Note on the \(N=2\) super Yang-Mills gauge theory in a noncommutative differential geometry

Abstract.

The \(N=2\) super-Yang-Mills gauge theory is reconstructed in a non-commutative differential geometry (NCG). Our NCG with one-form bases \(dx^\mu\) on the Minkowski space \(M_4\) and \(\chi\) on the discrete space \(Z_2\) is a generalization of the ordinary differential geometry on the continuous manifold. Thus, the generalized gauge field is written as \({\cal A}(x,y)=A_\mu(x,y)dx^\mu+\Phi(x,y)\chi\) where \(y\) is the argument in \(Z_2\). \(\Phi(x,y)\) corresponds to the scalar and pseudo-scalar bosons in the \(N=2\) super Yang-Mills gauge theory whereas it corresponds to the Higgs field in the ordinary spontaneously broken gauge theory.
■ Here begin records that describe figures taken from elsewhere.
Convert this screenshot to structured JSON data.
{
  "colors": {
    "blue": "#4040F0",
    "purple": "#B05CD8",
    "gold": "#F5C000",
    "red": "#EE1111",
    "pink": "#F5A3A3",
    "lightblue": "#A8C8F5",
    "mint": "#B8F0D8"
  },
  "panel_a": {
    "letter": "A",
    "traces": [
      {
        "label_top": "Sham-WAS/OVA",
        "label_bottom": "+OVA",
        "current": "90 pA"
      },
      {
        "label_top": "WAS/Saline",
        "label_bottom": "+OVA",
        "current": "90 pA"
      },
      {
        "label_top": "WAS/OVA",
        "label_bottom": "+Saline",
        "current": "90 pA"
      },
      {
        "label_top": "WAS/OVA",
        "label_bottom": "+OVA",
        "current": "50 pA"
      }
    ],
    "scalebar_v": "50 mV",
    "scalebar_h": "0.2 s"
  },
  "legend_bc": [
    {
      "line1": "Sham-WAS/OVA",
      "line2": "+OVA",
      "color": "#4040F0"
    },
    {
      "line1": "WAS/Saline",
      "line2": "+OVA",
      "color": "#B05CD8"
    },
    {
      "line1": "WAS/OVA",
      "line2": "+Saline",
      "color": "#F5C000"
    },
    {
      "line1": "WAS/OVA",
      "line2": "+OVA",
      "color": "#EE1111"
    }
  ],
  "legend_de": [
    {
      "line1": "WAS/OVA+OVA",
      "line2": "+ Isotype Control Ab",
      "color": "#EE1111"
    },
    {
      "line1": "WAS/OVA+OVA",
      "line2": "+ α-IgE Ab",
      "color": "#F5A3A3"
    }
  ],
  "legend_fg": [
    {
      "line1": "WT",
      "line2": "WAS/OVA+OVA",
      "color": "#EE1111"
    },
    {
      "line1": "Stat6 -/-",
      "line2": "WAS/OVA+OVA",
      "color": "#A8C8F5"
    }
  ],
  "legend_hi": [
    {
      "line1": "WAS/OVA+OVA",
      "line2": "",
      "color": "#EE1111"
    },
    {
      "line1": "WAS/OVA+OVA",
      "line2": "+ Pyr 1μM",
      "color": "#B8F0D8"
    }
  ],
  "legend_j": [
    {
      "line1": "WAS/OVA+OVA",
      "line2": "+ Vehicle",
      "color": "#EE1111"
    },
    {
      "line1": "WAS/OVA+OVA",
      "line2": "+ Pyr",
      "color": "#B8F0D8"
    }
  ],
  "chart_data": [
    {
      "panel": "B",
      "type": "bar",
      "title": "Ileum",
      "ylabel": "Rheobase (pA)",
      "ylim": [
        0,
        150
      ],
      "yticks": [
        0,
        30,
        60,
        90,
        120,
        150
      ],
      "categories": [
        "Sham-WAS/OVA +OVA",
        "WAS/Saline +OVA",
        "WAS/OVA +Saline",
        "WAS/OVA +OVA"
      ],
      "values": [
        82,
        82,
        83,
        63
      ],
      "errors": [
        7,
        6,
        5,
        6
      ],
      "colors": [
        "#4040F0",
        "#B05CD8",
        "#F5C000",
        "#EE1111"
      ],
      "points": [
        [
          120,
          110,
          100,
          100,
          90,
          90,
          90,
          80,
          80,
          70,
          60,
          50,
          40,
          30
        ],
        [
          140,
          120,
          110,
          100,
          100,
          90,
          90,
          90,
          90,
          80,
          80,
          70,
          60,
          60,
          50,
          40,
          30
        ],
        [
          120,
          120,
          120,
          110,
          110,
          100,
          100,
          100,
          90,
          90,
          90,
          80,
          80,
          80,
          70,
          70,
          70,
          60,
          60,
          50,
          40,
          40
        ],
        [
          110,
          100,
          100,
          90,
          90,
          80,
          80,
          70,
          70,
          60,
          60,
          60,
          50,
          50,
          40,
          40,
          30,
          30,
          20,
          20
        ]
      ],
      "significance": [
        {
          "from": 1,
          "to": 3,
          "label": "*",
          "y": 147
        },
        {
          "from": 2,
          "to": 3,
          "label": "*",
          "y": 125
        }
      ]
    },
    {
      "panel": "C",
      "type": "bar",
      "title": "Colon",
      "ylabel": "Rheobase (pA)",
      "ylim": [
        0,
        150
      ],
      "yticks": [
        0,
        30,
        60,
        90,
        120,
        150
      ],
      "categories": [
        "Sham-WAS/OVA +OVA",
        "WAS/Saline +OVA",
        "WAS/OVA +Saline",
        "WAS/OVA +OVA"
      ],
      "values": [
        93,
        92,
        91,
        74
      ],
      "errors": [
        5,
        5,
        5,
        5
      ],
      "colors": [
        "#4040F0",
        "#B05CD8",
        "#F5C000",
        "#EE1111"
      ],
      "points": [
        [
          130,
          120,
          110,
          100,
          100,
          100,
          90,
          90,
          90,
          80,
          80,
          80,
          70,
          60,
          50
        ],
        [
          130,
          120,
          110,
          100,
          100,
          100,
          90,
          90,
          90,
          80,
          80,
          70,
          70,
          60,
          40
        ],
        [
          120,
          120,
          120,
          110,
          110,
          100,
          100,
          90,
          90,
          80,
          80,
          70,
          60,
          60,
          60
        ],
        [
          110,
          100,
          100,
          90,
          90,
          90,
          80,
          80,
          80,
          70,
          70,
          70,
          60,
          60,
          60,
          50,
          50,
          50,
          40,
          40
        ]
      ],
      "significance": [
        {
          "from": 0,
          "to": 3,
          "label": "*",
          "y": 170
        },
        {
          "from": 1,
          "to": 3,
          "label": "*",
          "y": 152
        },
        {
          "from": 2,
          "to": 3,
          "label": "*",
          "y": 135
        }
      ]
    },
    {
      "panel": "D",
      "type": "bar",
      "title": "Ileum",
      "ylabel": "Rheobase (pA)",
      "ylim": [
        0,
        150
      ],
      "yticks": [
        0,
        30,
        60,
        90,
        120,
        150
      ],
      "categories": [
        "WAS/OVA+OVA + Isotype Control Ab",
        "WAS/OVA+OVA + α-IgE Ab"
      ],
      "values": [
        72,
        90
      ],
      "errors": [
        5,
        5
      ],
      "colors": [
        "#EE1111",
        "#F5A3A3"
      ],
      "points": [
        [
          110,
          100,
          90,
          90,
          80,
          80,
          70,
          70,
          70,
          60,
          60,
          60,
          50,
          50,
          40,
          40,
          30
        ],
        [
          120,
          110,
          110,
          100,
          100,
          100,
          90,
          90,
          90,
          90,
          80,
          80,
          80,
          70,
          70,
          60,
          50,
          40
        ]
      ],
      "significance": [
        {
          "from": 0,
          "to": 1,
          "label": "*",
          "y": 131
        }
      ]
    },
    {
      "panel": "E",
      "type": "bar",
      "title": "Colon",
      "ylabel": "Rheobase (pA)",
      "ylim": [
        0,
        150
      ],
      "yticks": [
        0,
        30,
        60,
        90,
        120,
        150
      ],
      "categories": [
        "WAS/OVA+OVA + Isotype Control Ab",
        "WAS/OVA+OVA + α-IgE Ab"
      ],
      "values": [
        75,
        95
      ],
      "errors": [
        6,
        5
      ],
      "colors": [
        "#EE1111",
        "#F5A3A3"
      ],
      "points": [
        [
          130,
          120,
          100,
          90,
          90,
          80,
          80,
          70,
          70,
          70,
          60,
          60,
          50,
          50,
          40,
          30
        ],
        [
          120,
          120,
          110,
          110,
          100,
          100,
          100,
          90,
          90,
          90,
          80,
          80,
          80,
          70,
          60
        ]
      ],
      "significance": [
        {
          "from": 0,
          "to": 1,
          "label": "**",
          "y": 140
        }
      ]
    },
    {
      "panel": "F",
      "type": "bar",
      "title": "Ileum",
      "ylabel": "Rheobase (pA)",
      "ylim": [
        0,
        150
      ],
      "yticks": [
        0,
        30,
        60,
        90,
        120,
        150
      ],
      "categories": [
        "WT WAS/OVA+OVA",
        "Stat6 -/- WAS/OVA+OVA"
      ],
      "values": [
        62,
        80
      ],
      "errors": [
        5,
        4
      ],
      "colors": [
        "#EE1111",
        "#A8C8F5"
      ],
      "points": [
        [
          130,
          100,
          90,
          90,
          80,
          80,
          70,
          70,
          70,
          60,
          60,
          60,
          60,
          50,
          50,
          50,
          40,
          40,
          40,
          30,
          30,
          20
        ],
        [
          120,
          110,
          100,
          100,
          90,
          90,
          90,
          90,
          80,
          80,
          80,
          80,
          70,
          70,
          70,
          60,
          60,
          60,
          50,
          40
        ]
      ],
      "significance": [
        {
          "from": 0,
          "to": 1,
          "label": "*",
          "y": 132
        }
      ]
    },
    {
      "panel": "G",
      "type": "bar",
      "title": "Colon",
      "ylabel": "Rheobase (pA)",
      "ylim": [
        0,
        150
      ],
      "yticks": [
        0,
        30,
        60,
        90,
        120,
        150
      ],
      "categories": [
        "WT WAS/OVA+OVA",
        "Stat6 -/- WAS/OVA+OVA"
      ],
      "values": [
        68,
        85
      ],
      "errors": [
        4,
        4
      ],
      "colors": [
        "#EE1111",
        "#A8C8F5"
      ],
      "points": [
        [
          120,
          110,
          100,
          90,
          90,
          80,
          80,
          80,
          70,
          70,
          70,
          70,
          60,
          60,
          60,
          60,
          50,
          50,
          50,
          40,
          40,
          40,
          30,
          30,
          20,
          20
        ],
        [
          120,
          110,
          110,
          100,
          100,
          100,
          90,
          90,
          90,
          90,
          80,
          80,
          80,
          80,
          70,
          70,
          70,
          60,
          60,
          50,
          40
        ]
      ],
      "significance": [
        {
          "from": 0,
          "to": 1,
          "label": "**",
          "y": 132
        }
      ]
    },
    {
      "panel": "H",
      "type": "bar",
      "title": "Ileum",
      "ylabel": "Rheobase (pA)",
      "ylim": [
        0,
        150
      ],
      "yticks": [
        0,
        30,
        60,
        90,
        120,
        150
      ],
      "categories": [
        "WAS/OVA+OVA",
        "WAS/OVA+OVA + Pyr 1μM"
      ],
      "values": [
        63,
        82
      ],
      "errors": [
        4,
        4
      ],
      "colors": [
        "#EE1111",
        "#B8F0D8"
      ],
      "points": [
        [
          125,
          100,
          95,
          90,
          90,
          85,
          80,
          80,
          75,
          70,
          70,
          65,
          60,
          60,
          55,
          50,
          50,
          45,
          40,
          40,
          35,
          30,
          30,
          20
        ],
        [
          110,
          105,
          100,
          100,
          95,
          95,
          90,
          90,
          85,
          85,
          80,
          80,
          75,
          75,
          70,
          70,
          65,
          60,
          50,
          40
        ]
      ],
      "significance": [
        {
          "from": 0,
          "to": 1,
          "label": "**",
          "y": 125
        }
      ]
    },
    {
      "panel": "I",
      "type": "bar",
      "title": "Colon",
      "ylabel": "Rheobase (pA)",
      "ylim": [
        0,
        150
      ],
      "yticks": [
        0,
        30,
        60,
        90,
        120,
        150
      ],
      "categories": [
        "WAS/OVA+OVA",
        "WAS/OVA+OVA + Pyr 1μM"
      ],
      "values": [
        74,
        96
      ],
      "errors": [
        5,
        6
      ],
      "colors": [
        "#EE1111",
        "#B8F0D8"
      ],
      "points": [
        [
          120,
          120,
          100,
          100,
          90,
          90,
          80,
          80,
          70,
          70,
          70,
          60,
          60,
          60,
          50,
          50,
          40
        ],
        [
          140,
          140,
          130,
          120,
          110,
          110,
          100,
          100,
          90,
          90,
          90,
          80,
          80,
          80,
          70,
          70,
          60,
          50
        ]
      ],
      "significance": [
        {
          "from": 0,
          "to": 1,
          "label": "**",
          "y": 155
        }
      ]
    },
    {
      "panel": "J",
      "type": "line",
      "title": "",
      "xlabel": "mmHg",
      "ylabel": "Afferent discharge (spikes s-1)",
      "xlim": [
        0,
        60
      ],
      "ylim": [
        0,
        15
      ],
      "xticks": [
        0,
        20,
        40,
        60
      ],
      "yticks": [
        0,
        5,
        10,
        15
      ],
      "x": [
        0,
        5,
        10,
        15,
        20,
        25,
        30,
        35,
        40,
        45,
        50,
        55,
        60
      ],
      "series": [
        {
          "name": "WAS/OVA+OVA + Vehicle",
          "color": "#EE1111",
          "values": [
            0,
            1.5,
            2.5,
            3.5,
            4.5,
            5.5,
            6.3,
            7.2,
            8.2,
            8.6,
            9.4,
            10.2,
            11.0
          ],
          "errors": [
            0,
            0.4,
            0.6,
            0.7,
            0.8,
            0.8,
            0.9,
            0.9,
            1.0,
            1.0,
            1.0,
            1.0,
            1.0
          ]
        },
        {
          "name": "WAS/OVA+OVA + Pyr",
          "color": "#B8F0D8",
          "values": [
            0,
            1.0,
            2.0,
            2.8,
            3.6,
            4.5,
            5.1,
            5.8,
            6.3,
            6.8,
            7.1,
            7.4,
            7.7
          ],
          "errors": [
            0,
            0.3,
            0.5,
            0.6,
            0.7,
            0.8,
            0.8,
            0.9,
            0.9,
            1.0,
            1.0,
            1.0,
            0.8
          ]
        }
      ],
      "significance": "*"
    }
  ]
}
Using the generalized field strength constructed from \({\cal A}(x,y)\) we can obtain the bosonic Lagrangian of the \(N=2\) super Yang-Mills gauge theory in the same way as Chamseddine first introduced the supersymmetric Lagrangian of the \(N=2\) and \(N=4\) super Yang-Mills gauge theories within the framework of Connes's NCG. The fermionic sector is introduced so as to satisfy the invariance of the total Lagrangian with respect to supersymmetry.